The legal considerations of branded entertainment in Canada
Before engaging in branded entertainment, there are a few things you’re going to have to figure out. First, it is essential to know the difference between “advertising” and “entertainment.”
The line between the two may be blurring in some respects, and even legally it can often be hard to define, but the distinction can carry major consequences. Second (and related), you are also going to have to figure out if your show, even if produced in Canada, qualifies as Canadian content.
The branded advertainment content segment is booming. Think of Recipe To Riches, for example, where entrants compete for the opportunity to have their recipe selected by Loblaw to become a President’s Choice product. Projects like this are often the result of a complex partnership between advertisers, producers and broadcasters and come with additional legal and regulatory hurdles compared to other productions.
There are 10 million reasons to pay attention to definitions. Once something is deemed to be “advertising” (i.e. any message, the content of which is controlled by the advertiser with the intent to influence consumers’ choice, opinion or behaviour), it must adhere to all advertising laws, rules and regulations of general application. For example, advertising cannot be “false or misleading” and all implied or direct claims about a product must be substantiated by adequate and proper evidence. Failure to do so can result in significant penalties, including administrative monetary penalties up to $10 million.
Then there is the question of meeting Canadian content requirements with their related tax benefits. When it comes to branded content television, where brand messaging and products are heavily integrated into the design and structure of the programming, it becomes necessary for the applicable governmental and regulatory bodies to assess whether the “Canadian” criteria are satisfied.
If they decided the show is really one big commercial, it would be deemed to be ”advertising” and, therefore, be ineligible for Canadian production tax credits and/or a CRTC “C” number. Without such certification, a broadcaster cannot claim the program against the Canadian program exhibition requirements.
Both the federal and provincial governments offer a number of tax incentives to Canadian content productions to support the development of the Canadian film and television production industry.
For example, at the federal level, the Canadian Audio-Visual Certification Office (CAVCO), a branch of the department of Canadian Heritage and the Canada Revenue Agency administer the Canadian Film or Video Production Tax Credit program and the Film or Video Production Services Tax Credit program.
In Ontario, the Ontario Media Development Corporation (OMDC) administers the Ontario Film & Television Tax Credit and the Ontario Production Services Tax Credit. To be eligible for these benefits, the program must meet certain “Canadian” criteria similar to those established by the CRTC. Furthermore, the production must not fall under an excluded genre such as, you guessed it, “advertising.”

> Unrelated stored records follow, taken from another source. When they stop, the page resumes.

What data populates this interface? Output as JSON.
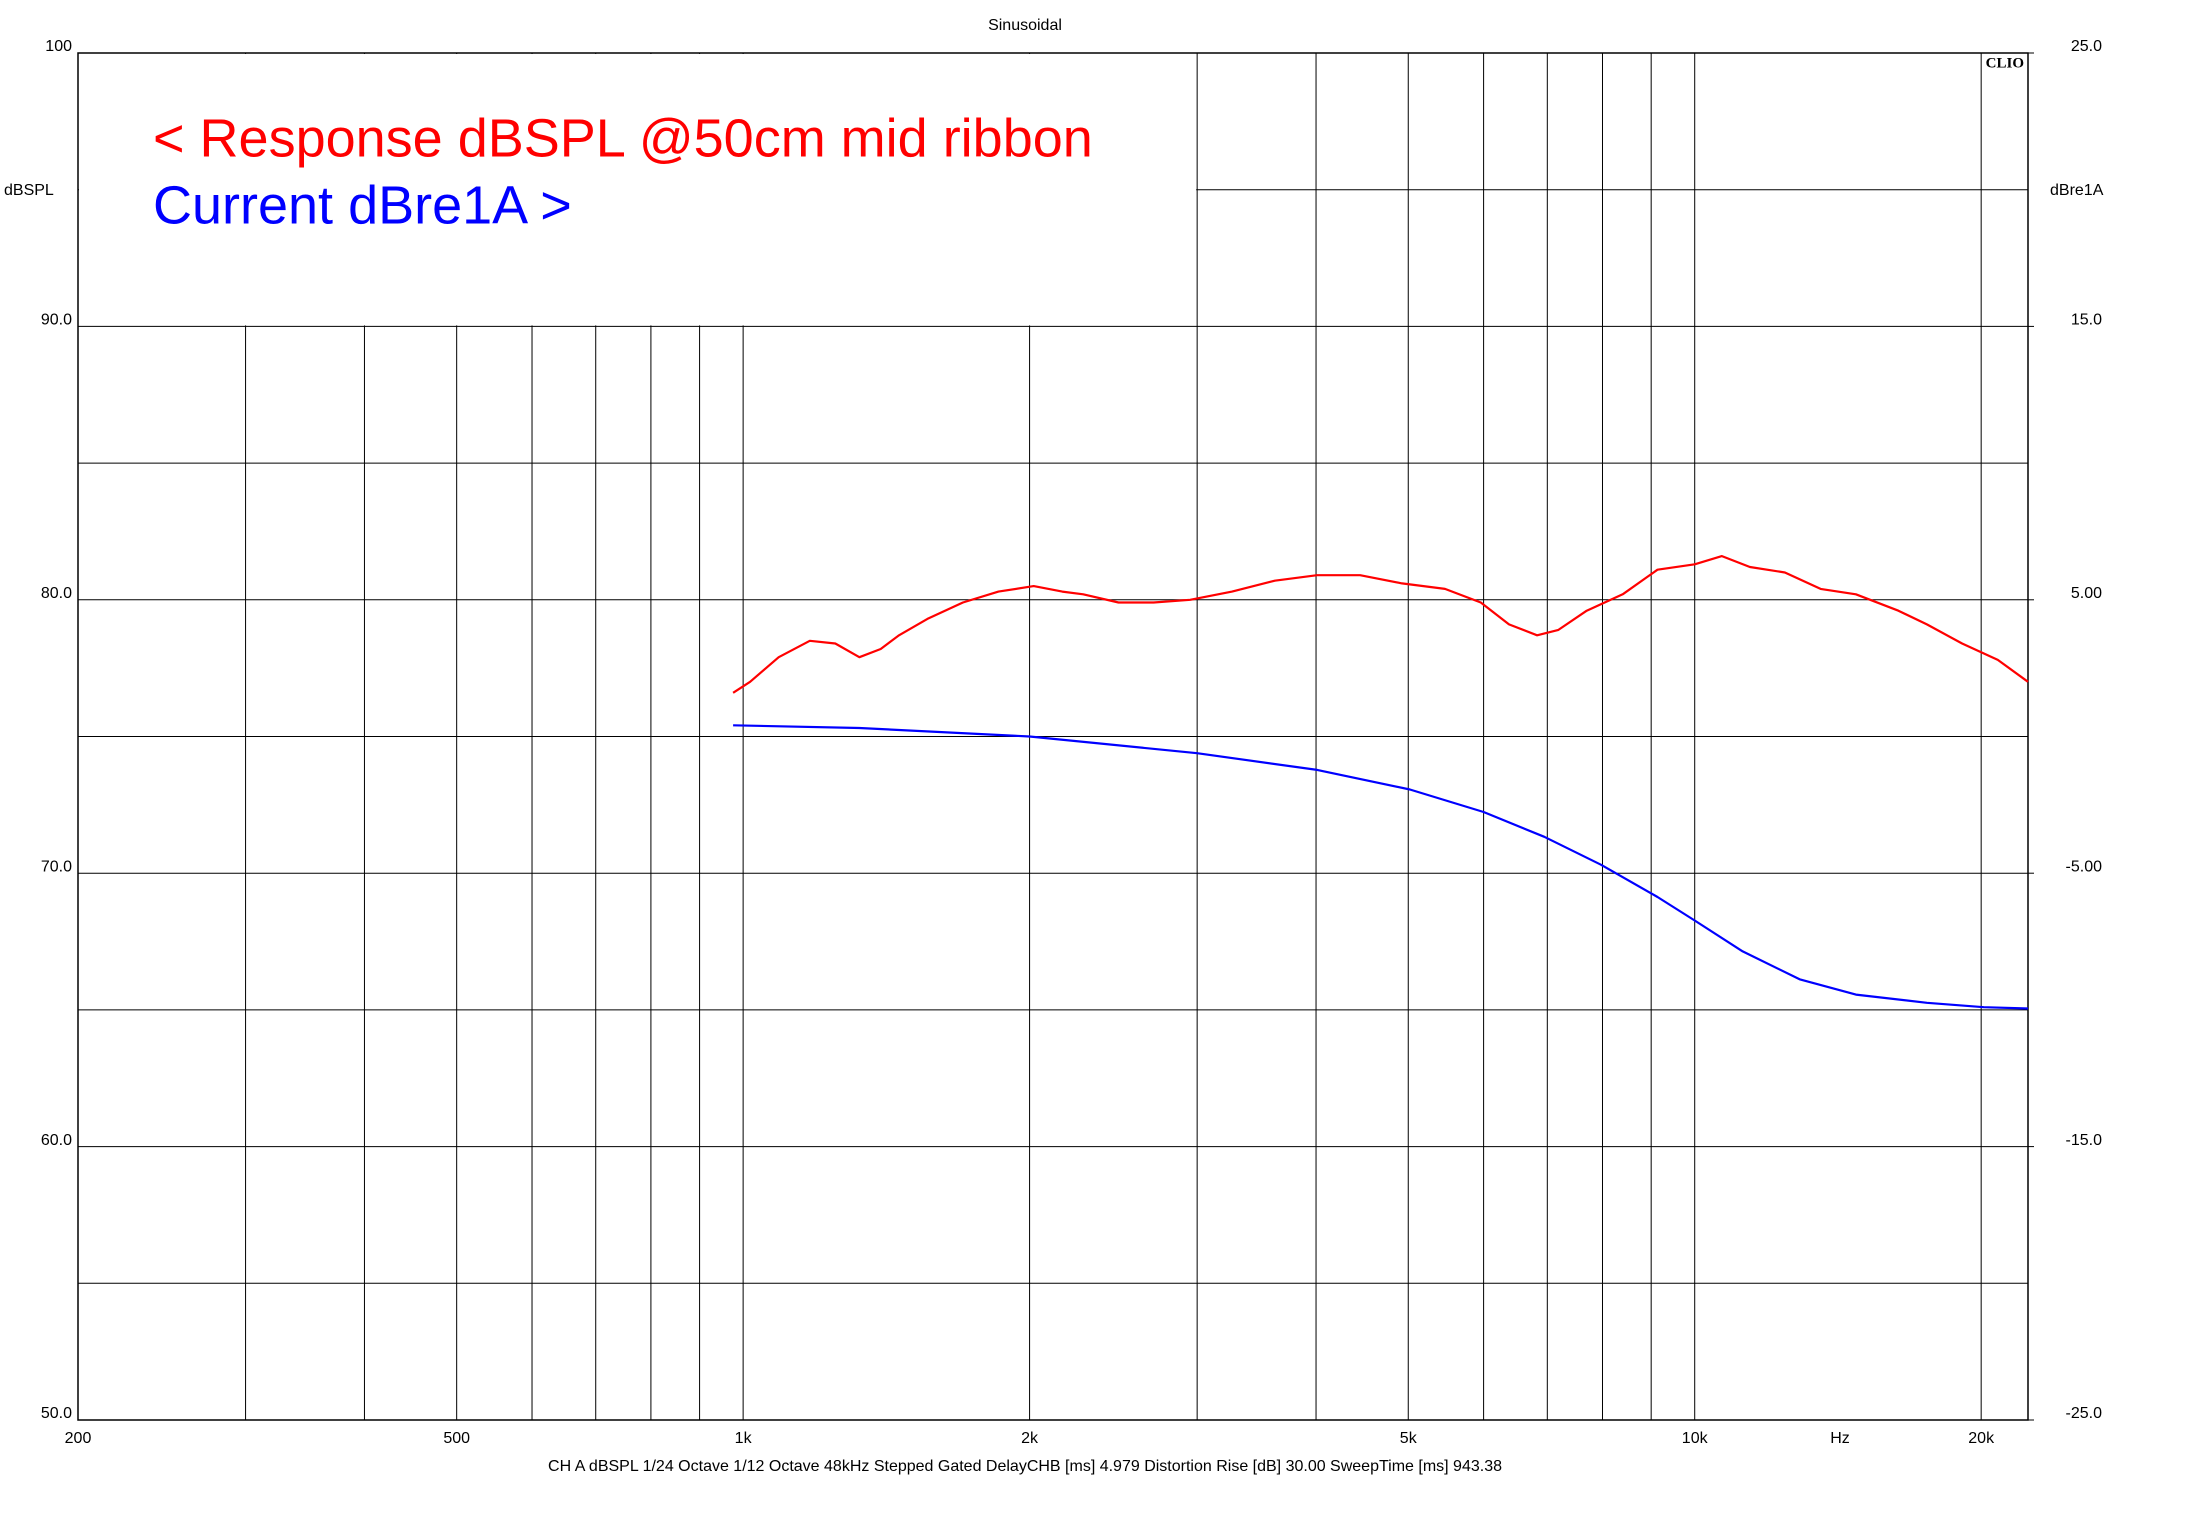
{
  "chart_data": {
    "type": "line",
    "title": "Sinusoidal",
    "annotations": [
      "< Response dBSPL @50cm mid ribbon",
      "Current dBre1A >"
    ],
    "annotation_colors": [
      "#ff0000",
      "#0000ff"
    ],
    "logo": "CLIO",
    "footer": "CH A   dBSPL   1/24 Octave   1/12 Octave   48kHz   Stepped   Gated   DelayCHB [ms] 4.979   Distortion Rise [dB] 30.00   SweepTime [ms] 943.38",
    "ylabel": "dBSPL",
    "y2label": "dBre1A",
    "xlabel": "Hz",
    "xscale": "log",
    "xlim": [
      200,
      22400
    ],
    "xticks": [
      200,
      500,
      {
        "value": 1000,
        "label": "1k"
      },
      {
        "value": 2000,
        "label": "2k"
      },
      {
        "value": 5000,
        "label": "5k"
      },
      {
        "value": 10000,
        "label": "10k"
      },
      {
        "value": 20000,
        "label": "20k"
      }
    ],
    "xminor": [
      300,
      400,
      600,
      700,
      800,
      900,
      3000,
      4000,
      6000,
      7000,
      8000,
      9000
    ],
    "ylim": [
      50,
      100
    ],
    "yticks": [
      {
        "value": 50,
        "label": "50.0"
      },
      {
        "value": 60,
        "label": "60.0"
      },
      {
        "value": 70,
        "label": "70.0"
      },
      {
        "value": 80,
        "label": "80.0"
      },
      {
        "value": 90,
        "label": "90.0"
      },
      100
    ],
    "yminor": [
      55,
      65,
      75,
      85,
      95
    ],
    "y2lim": [
      -25,
      25
    ],
    "y2ticks": [
      {
        "value": -25,
        "label": "-25.0"
      },
      {
        "value": -15,
        "label": "-15.0"
      },
      {
        "value": -5,
        "label": "-5.00"
      },
      {
        "value": 5,
        "label": "5.00"
      },
      {
        "value": 15,
        "label": "15.0"
      },
      {
        "value": 25,
        "label": "25.0"
      }
    ],
    "grid": true,
    "series": [
      {
        "name": "Response dBSPL",
        "color": "#ff0000",
        "x": [
          976,
          1017,
          1090,
          1175,
          1250,
          1325,
          1395,
          1458,
          1562,
          1702,
          1855,
          2020,
          2165,
          2277,
          2480,
          2700,
          2950,
          3265,
          3620,
          4010,
          4450,
          4925,
          5465,
          5960,
          6380,
          6830,
          7190,
          7700,
          8400,
          9140,
          10000,
          10680,
          11430,
          12440,
          13560,
          14770,
          16370,
          17540,
          19100,
          20820,
          22400
        ],
        "values": [
          76.6,
          77.0,
          77.9,
          78.5,
          78.4,
          77.9,
          78.2,
          78.7,
          79.3,
          79.9,
          80.3,
          80.5,
          80.3,
          80.2,
          79.9,
          79.9,
          80.0,
          80.3,
          80.7,
          80.9,
          80.9,
          80.6,
          80.4,
          79.9,
          79.1,
          78.7,
          78.9,
          79.6,
          80.2,
          81.1,
          81.3,
          81.6,
          81.2,
          81.0,
          80.4,
          80.2,
          79.6,
          79.1,
          78.4,
          77.8,
          77.0
        ]
      },
      {
        "name": "Current dBre1A",
        "color": "#0000ff",
        "axis": "y2",
        "x": [
          976,
          1325,
          2000,
          3000,
          4010,
          5020,
          6000,
          6950,
          7970,
          9140,
          10000,
          11230,
          12890,
          14770,
          17540,
          20130,
          22400
        ],
        "values": [
          0.41,
          0.31,
          0.0,
          -0.61,
          -1.22,
          -1.94,
          -2.76,
          -3.67,
          -4.69,
          -5.87,
          -6.73,
          -7.86,
          -8.88,
          -9.44,
          -9.74,
          -9.9,
          -9.95
        ]
      }
    ]
  }
}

In making this decision, the authorities will exercise a significant amount of discretion and consider factors such as:
• How much control the brand exercises over the production and content of the program;
• The extent of any brand/product integration into the show;
• Whether the brand is providing financing to create the show;
• Who owns the distribution rights;
• Who came up with the concept; and
• How much brand advertising is integrated into (and outside of) the show itself.
Accordingly, advertisers will need to work closely with producers and broadcasters to strike a balance between allowing the producer complete control over the program messaging and content (including any branded components) and protecting the interests and investment of the brand.

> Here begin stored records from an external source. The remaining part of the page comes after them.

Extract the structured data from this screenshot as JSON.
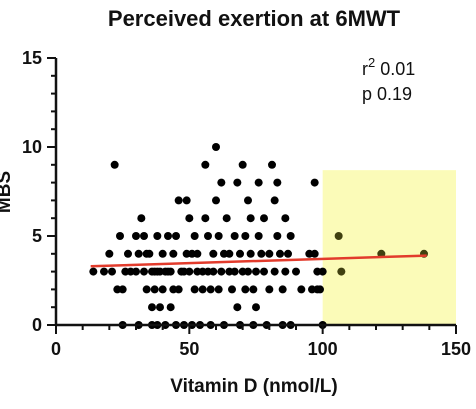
{
  "chart_data": {
    "type": "scatter",
    "title": "Perceived exertion at 6MWT",
    "xlabel": "Vitamin D (nmol/L)",
    "ylabel": "MBS",
    "xlim": [
      0,
      150
    ],
    "ylim": [
      0,
      15
    ],
    "x_ticks": [
      0,
      50,
      100,
      150
    ],
    "y_ticks": [
      0,
      5,
      10,
      15
    ],
    "grid": false,
    "annotations": {
      "r2_label": "r",
      "r2_value": "0.01",
      "p_text": "p 0.19"
    },
    "highlight_region": {
      "x": [
        100,
        150
      ],
      "y": [
        0,
        8.7
      ],
      "color": "#fbfbb8"
    },
    "colors": {
      "points": "#000000",
      "points_highlighted": "#404010",
      "trend": "#e23b2c"
    },
    "trendline": {
      "x": [
        13,
        139
      ],
      "y": [
        3.3,
        3.9
      ]
    },
    "points": [
      [
        14,
        3
      ],
      [
        18,
        3
      ],
      [
        20,
        4
      ],
      [
        21,
        3
      ],
      [
        22,
        9
      ],
      [
        23,
        2
      ],
      [
        24,
        5
      ],
      [
        25,
        2
      ],
      [
        25,
        0
      ],
      [
        26,
        3
      ],
      [
        27,
        4
      ],
      [
        28,
        3
      ],
      [
        30,
        3
      ],
      [
        30,
        5
      ],
      [
        31,
        0
      ],
      [
        31,
        4
      ],
      [
        32,
        6
      ],
      [
        33,
        3
      ],
      [
        33,
        5
      ],
      [
        34,
        2
      ],
      [
        34,
        4
      ],
      [
        35,
        4
      ],
      [
        36,
        3
      ],
      [
        36,
        1
      ],
      [
        36,
        0
      ],
      [
        37,
        2
      ],
      [
        37,
        3
      ],
      [
        38,
        3
      ],
      [
        38,
        5
      ],
      [
        38,
        0
      ],
      [
        39,
        1
      ],
      [
        39,
        3
      ],
      [
        40,
        2
      ],
      [
        40,
        4
      ],
      [
        41,
        3
      ],
      [
        41,
        0
      ],
      [
        42,
        5
      ],
      [
        42,
        3
      ],
      [
        43,
        3
      ],
      [
        43,
        1
      ],
      [
        44,
        2
      ],
      [
        44,
        4
      ],
      [
        45,
        0
      ],
      [
        45,
        5
      ],
      [
        46,
        2
      ],
      [
        46,
        7
      ],
      [
        47,
        3
      ],
      [
        48,
        3
      ],
      [
        48,
        0
      ],
      [
        49,
        4
      ],
      [
        49,
        7
      ],
      [
        50,
        3
      ],
      [
        50,
        6
      ],
      [
        51,
        0
      ],
      [
        51,
        4
      ],
      [
        52,
        2
      ],
      [
        52,
        5
      ],
      [
        53,
        3
      ],
      [
        53,
        4
      ],
      [
        54,
        0
      ],
      [
        55,
        3
      ],
      [
        55,
        2
      ],
      [
        56,
        9
      ],
      [
        56,
        6
      ],
      [
        57,
        3
      ],
      [
        57,
        5
      ],
      [
        58,
        2
      ],
      [
        58,
        0
      ],
      [
        59,
        3
      ],
      [
        59,
        4
      ],
      [
        60,
        7
      ],
      [
        60,
        10
      ],
      [
        61,
        2
      ],
      [
        61,
        5
      ],
      [
        62,
        3
      ],
      [
        62,
        8
      ],
      [
        63,
        4
      ],
      [
        63,
        0
      ],
      [
        64,
        6
      ],
      [
        65,
        3
      ],
      [
        65,
        4
      ],
      [
        66,
        2
      ],
      [
        67,
        3
      ],
      [
        67,
        5
      ],
      [
        68,
        8
      ],
      [
        68,
        1
      ],
      [
        69,
        4
      ],
      [
        69,
        0
      ],
      [
        70,
        9
      ],
      [
        70,
        3
      ],
      [
        71,
        5
      ],
      [
        71,
        2
      ],
      [
        72,
        3
      ],
      [
        72,
        7
      ],
      [
        73,
        4
      ],
      [
        73,
        6
      ],
      [
        74,
        2
      ],
      [
        74,
        0
      ],
      [
        75,
        3
      ],
      [
        75,
        1
      ],
      [
        76,
        5
      ],
      [
        76,
        8
      ],
      [
        77,
        4
      ],
      [
        78,
        6
      ],
      [
        78,
        3
      ],
      [
        79,
        0
      ],
      [
        80,
        2
      ],
      [
        80,
        4
      ],
      [
        81,
        9
      ],
      [
        82,
        7
      ],
      [
        82,
        3
      ],
      [
        83,
        5
      ],
      [
        83,
        8
      ],
      [
        84,
        4
      ],
      [
        85,
        2
      ],
      [
        85,
        0
      ],
      [
        86,
        6
      ],
      [
        86,
        3
      ],
      [
        87,
        4
      ],
      [
        88,
        0
      ],
      [
        88,
        5
      ],
      [
        90,
        3
      ],
      [
        92,
        2
      ],
      [
        95,
        4
      ],
      [
        96,
        2
      ],
      [
        97,
        4
      ],
      [
        97,
        8
      ],
      [
        98,
        2
      ],
      [
        98,
        3
      ],
      [
        99,
        2
      ],
      [
        100,
        3
      ],
      [
        100,
        0
      ],
      [
        106,
        5
      ],
      [
        107,
        3
      ],
      [
        122,
        4
      ],
      [
        138,
        4
      ]
    ]
  }
}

The bottom line is that due to the unique legal and regulatory considerations outlined above, the branded content program cannot not be considered “advertising” without putting the entire program in jeopardy. This can be challenging as advertisers are, by nature, fierce protectors of brand image and are used to having complete control over the content and distribution of any consumer messaging.
Producers, on the other hand, will want to ensure that any branded elements (such as product integrations) are authentic to the story being told and do not interrupt the entertainment value of the program. At the end of the day, viewers will ultimately be turned off by something that looks, smells and feels like one big commercial.
Sara Perry is a lawyer with the national law firm of Heenan Blaikie LLP in the Marketing & Advertising and Entertainment groups.